Brother and sister, the Knife have worked hard to keep their identities a secret (although looking them up on the web it becomes clear that they can be unmasked however I prefer to retain the mystery) through a series of elaborate masks and refusing to embrace the commercial side of the music industry. They produce astonishingly twisted electronica, often with synthesised vocals which can be playful as well as disturbing. Very rarely do they have any relationship to organic sound - 'Silent shout' is perhaps the darkest of their three albums so far in the atmospheres created.
Opening song 'Silent shout' pulsates with shimmering waves of sound beneath lyrics of loneliness and frustration. 'Neverland' is more garish, its stomping, repetitive beat prefaced with simple descending chords and and offbeat clatter. 'I'm dancing for money that burns in my hand' - it goes without saying that this vision of neverland is not a pleasant one.
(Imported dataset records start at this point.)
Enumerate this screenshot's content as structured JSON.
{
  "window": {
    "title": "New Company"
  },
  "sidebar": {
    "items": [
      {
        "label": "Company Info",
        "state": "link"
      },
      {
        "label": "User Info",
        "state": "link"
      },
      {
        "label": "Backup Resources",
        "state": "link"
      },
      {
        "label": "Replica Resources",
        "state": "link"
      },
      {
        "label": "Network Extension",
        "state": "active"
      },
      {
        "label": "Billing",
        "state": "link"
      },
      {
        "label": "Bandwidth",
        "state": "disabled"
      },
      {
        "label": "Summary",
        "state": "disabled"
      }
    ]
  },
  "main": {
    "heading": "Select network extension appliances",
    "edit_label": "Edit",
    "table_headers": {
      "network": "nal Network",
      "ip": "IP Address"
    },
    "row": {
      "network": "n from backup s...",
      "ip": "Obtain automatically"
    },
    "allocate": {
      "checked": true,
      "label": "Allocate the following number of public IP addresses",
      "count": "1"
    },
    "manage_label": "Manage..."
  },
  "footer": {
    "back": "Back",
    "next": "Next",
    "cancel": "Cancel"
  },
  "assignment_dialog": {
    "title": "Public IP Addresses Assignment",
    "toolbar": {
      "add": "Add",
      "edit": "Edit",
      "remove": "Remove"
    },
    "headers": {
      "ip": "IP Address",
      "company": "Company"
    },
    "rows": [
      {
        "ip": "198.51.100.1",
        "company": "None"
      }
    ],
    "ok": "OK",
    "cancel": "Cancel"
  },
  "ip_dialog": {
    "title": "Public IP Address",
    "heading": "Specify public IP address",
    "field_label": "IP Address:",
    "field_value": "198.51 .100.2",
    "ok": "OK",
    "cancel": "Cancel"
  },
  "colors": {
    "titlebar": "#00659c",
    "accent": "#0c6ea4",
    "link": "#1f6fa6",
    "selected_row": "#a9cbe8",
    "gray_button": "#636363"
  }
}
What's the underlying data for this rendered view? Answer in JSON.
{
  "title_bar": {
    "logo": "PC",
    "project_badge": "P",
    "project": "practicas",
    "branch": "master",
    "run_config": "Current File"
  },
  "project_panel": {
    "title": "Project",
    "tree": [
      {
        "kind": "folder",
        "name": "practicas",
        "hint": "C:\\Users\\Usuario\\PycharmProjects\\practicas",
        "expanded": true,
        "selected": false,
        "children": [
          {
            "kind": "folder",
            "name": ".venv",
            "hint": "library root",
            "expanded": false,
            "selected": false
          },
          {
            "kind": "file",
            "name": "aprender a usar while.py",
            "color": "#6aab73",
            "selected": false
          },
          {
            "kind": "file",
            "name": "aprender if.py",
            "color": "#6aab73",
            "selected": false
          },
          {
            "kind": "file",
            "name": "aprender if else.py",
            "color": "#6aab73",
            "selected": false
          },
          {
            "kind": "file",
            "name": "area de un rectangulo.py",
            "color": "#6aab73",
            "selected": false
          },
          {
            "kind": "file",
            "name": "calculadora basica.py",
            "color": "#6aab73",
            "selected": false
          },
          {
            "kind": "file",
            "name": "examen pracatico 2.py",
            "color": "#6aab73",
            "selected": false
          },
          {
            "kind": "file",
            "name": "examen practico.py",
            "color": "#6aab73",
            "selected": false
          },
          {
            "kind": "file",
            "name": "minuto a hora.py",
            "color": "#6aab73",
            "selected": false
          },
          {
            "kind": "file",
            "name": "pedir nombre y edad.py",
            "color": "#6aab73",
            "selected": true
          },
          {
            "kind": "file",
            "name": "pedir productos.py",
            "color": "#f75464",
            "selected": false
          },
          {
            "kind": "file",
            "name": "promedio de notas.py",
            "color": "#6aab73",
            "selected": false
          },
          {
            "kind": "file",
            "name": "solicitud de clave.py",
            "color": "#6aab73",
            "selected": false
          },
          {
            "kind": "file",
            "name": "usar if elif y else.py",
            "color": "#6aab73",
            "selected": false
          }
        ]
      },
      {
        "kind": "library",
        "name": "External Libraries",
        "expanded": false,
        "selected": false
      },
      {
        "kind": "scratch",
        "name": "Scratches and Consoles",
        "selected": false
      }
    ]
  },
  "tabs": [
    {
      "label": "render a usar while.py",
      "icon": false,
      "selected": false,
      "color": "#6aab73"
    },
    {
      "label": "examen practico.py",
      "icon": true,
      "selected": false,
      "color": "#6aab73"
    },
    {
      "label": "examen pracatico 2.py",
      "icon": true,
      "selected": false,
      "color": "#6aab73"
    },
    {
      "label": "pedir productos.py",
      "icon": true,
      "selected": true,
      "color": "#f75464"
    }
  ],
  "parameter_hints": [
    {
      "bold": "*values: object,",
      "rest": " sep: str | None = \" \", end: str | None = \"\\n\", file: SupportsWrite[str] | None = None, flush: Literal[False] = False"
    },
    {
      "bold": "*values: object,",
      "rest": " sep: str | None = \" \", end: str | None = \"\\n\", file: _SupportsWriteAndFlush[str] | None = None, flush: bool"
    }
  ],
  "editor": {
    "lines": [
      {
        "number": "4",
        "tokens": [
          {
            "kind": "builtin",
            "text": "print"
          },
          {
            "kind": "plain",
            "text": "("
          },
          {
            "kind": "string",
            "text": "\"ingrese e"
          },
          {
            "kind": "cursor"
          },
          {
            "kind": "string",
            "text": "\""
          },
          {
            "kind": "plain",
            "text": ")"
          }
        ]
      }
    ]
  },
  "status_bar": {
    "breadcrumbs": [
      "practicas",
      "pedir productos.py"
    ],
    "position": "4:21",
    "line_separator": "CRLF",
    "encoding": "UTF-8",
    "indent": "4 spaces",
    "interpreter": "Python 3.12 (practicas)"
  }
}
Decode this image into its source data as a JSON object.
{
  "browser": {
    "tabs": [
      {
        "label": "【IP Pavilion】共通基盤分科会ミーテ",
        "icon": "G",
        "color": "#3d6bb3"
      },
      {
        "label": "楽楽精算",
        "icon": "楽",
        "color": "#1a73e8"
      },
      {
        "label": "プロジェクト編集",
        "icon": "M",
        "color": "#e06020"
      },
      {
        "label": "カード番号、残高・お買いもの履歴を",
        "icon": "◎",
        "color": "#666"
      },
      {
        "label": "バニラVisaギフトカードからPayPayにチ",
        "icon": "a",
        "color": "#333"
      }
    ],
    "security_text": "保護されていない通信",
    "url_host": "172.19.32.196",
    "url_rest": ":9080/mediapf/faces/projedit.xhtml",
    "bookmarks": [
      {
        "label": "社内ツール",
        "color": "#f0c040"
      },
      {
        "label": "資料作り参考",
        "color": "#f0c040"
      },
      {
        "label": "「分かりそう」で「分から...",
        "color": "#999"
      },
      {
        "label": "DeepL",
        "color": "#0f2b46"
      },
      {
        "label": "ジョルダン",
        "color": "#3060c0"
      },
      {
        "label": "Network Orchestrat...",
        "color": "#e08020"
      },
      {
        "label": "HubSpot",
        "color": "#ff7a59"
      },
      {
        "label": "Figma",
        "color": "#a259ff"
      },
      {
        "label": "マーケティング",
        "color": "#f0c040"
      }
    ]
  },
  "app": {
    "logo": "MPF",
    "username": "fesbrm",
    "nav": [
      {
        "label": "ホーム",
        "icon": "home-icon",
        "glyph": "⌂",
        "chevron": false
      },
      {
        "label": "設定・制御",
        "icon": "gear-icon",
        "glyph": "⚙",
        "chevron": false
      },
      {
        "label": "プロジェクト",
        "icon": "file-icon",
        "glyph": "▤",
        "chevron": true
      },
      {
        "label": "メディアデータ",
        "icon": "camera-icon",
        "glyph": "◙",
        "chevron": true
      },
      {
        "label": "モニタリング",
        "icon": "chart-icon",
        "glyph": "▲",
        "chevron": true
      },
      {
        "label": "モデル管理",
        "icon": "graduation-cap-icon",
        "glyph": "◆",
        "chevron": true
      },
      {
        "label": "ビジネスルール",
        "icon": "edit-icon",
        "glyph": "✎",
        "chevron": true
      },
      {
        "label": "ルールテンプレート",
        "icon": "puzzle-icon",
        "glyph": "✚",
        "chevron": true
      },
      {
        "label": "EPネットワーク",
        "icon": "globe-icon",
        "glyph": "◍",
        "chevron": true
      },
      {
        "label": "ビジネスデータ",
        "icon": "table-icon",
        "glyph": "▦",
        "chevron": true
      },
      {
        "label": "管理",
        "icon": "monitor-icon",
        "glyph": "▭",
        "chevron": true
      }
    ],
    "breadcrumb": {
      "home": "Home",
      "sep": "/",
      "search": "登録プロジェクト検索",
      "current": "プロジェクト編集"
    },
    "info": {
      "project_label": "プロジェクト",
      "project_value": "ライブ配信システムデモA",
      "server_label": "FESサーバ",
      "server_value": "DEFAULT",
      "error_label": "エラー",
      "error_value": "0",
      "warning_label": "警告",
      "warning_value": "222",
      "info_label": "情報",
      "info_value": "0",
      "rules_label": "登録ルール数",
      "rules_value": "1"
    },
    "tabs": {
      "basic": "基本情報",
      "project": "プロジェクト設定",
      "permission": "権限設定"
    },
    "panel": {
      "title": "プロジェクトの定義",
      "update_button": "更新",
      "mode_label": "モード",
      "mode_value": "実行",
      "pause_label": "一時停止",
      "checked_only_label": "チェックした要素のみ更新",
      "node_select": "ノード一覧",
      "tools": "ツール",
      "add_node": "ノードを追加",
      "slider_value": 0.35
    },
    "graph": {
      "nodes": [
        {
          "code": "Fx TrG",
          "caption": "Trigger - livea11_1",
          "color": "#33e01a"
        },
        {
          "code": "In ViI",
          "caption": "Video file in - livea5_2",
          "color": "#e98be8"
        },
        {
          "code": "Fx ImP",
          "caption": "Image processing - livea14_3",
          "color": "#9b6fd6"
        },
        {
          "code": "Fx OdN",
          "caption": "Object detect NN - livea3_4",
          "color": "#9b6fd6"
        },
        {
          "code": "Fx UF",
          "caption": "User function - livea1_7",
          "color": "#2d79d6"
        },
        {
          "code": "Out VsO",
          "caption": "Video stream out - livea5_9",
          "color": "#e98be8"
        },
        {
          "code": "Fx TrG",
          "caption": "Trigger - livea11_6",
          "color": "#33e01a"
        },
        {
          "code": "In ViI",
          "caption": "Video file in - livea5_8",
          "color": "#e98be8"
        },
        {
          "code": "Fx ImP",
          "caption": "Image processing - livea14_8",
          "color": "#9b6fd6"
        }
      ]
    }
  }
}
Standout tracks are 'We share our mother's health' with its crazy popping synth loops and grating vocal sounds, and 'Like a Pen' which has an adorable frenetic bassline, the background swoops and whistles very eery on top of this (both songs also have sweet cartoony videos to accompany them). As for the rest, 'Marble House' is stately cabaret; 'One hit' sounds like Zippy (un)masked as a pervert singing about the fate of women to a ludicrously catchy beat (sample lyric - 'for a reasonable salary I will wash the world'); 'Na na na' builds gentle lullabies from the machines and 'Forest Families' describes some sort of enforced flee - 'they said there were communists in the family, I had to wear a mask' - the sounds bubbling under convey dark wintery woods dusted with snow. And such is the world of The Knife, 'far away from the city' with 'trees... apples, fruits maybe' and 'clean air' but the flip side that it almost in perpetual shadows, maintaining an effective ambiguity.